Abstract

Semi-Supervised Learning (SSL) is a powerful derivative for humans to discover the hidden knowledge, and will be a great substitute for data taggers. Although the availability of unlabeled data rises up a huge passion to SSL, the untrustness of unlabeled data leads to many unknown security risks. In this paper, we first identify an insidious backdoor threat of SSL where unlabeled training data are poisoned by backdoor methods migrated from supervised settings. Then, to further exploit this threat, a Deep Neural Backdoor (DeNeB) scheme is proposed, which requires less data poisoning budgets and produces stronger backdoor effectiveness. By poisoning a fraction of our unlabeled training data, the DeNeB achieves the illegal manipulation on the trained model without modifying the training process.

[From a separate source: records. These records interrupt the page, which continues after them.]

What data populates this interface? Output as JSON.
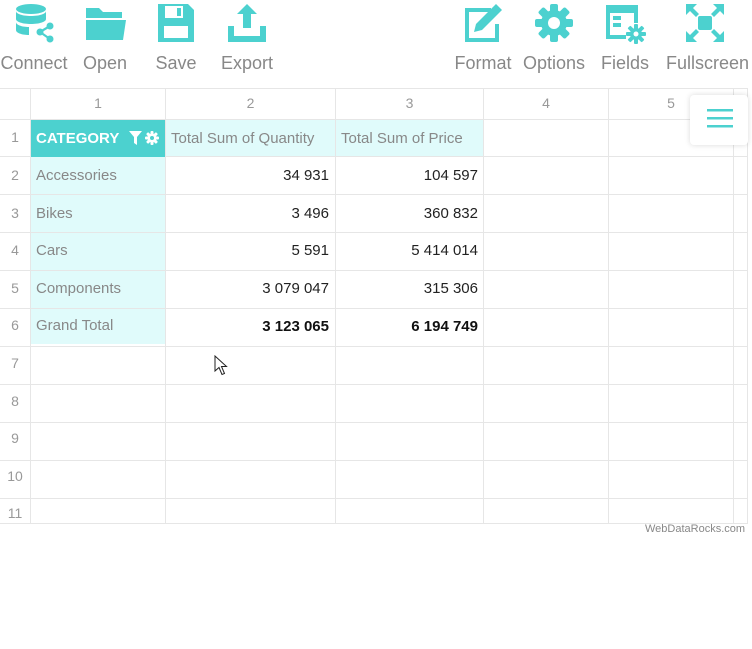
{
  "toolbar": {
    "left": [
      {
        "label": "Connect",
        "icon": "connect-icon"
      },
      {
        "label": "Open",
        "icon": "folder-icon"
      },
      {
        "label": "Save",
        "icon": "save-icon"
      },
      {
        "label": "Export",
        "icon": "export-icon"
      }
    ],
    "right": [
      {
        "label": "Format",
        "icon": "format-icon"
      },
      {
        "label": "Options",
        "icon": "gear-icon"
      },
      {
        "label": "Fields",
        "icon": "fields-icon"
      },
      {
        "label": "Fullscreen",
        "icon": "fullscreen-icon"
      }
    ]
  },
  "grid": {
    "column_headers": [
      "1",
      "2",
      "3",
      "4",
      "5"
    ],
    "row_headers": [
      "1",
      "2",
      "3",
      "4",
      "5",
      "6",
      "7",
      "8",
      "9",
      "10",
      "11"
    ],
    "category_header": "CATEGORY",
    "measure_headers": [
      "Total Sum of Quantity",
      "Total Sum of Price"
    ],
    "rows": [
      {
        "label": "Accessories",
        "quantity": "34 931",
        "price": "104 597"
      },
      {
        "label": "Bikes",
        "quantity": "3 496",
        "price": "360 832"
      },
      {
        "label": "Cars",
        "quantity": "5 591",
        "price": "5 414 014"
      },
      {
        "label": "Components",
        "quantity": "3 079 047",
        "price": "315 306"
      }
    ],
    "grand_total": {
      "label": "Grand Total",
      "quantity": "3 123 065",
      "price": "6 194 749"
    }
  },
  "brand": "WebDataRocks.com",
  "colors": {
    "accent": "#4cd1cf",
    "highlight": "#e0fbfb",
    "label": "#888888"
  }
}
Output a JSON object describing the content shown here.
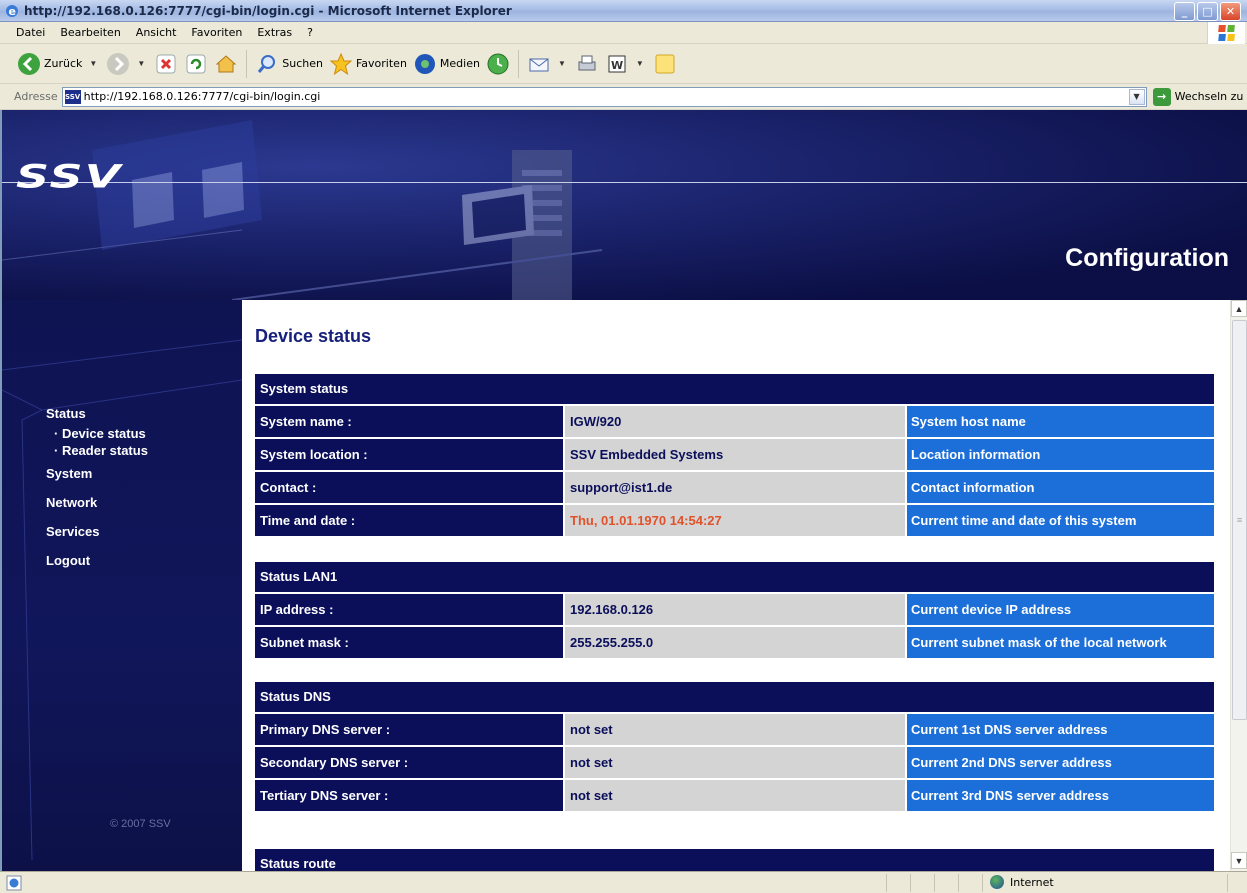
{
  "window": {
    "title": "http://192.168.0.126:7777/cgi-bin/login.cgi - Microsoft Internet Explorer",
    "buttons": {
      "minimize": "_",
      "maximize": "□",
      "close": "✕"
    }
  },
  "menu": [
    "Datei",
    "Bearbeiten",
    "Ansicht",
    "Favoriten",
    "Extras",
    "?"
  ],
  "toolbar": {
    "back_label": "Zurück",
    "search_label": "Suchen",
    "favorites_label": "Favoriten",
    "media_label": "Medien"
  },
  "address": {
    "label": "Adresse",
    "url": "http://192.168.0.126:7777/cgi-bin/login.cgi",
    "site_icon_text": "SSV",
    "go_label": "Wechseln zu"
  },
  "banner": {
    "logo": "SSV",
    "title": "Configuration"
  },
  "sidebar": {
    "status": "Status",
    "status_items": [
      "· Device status",
      "· Reader status"
    ],
    "items": [
      "System",
      "Network",
      "Services",
      "Logout"
    ],
    "copyright": "© 2007 SSV"
  },
  "page": {
    "title": "Device status",
    "sections": [
      {
        "title": "System status",
        "rows": [
          {
            "label": "System name :",
            "value": "IGW/920",
            "desc": "System host name"
          },
          {
            "label": "System location :",
            "value": "SSV Embedded Systems",
            "desc": "Location information"
          },
          {
            "label": "Contact :",
            "value": "support@ist1.de",
            "desc": "Contact information"
          },
          {
            "label": "Time and date :",
            "value": "Thu, 01.01.1970 14:54:27",
            "desc": "Current time and date of this system"
          }
        ]
      },
      {
        "title": "Status LAN1",
        "rows": [
          {
            "label": "IP address :",
            "value": "192.168.0.126",
            "desc": "Current device IP address"
          },
          {
            "label": "Subnet mask :",
            "value": "255.255.255.0",
            "desc": "Current subnet mask of the local network"
          }
        ]
      },
      {
        "title": "Status DNS",
        "rows": [
          {
            "label": "Primary DNS server :",
            "value": "not set",
            "desc": "Current 1st DNS server address"
          },
          {
            "label": "Secondary DNS server :",
            "value": "not set",
            "desc": "Current 2nd DNS server address"
          },
          {
            "label": "Tertiary DNS server :",
            "value": "not set",
            "desc": "Current 3rd DNS server address"
          }
        ]
      },
      {
        "title": "Status route",
        "rows": []
      }
    ]
  },
  "statusbar": {
    "zone": "Internet"
  },
  "colors": {
    "navy": "#0b0f5a",
    "value_bg": "#d4d4d4",
    "desc_bg": "#1c6fd8",
    "alert": "#e0522a"
  }
}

Finally, an efficient detection-and-purification defense (DePuD) framework is proposed to thwart the proposed scheme. In DePuD, we construct a deep detector to locate trigger patterns in the unlabeled training data, and perform secured SSL training with purified unlabeled data where the detected trigger patterns are obfuscated. Extensive experiments based on benchmark datasets are performed to demonstrate the huge threatening of DeNeB and the effectiveness of DePuD. To the best of our knowledge, this is the first work to achieve the backdoor and its defense in semi-supervised learning.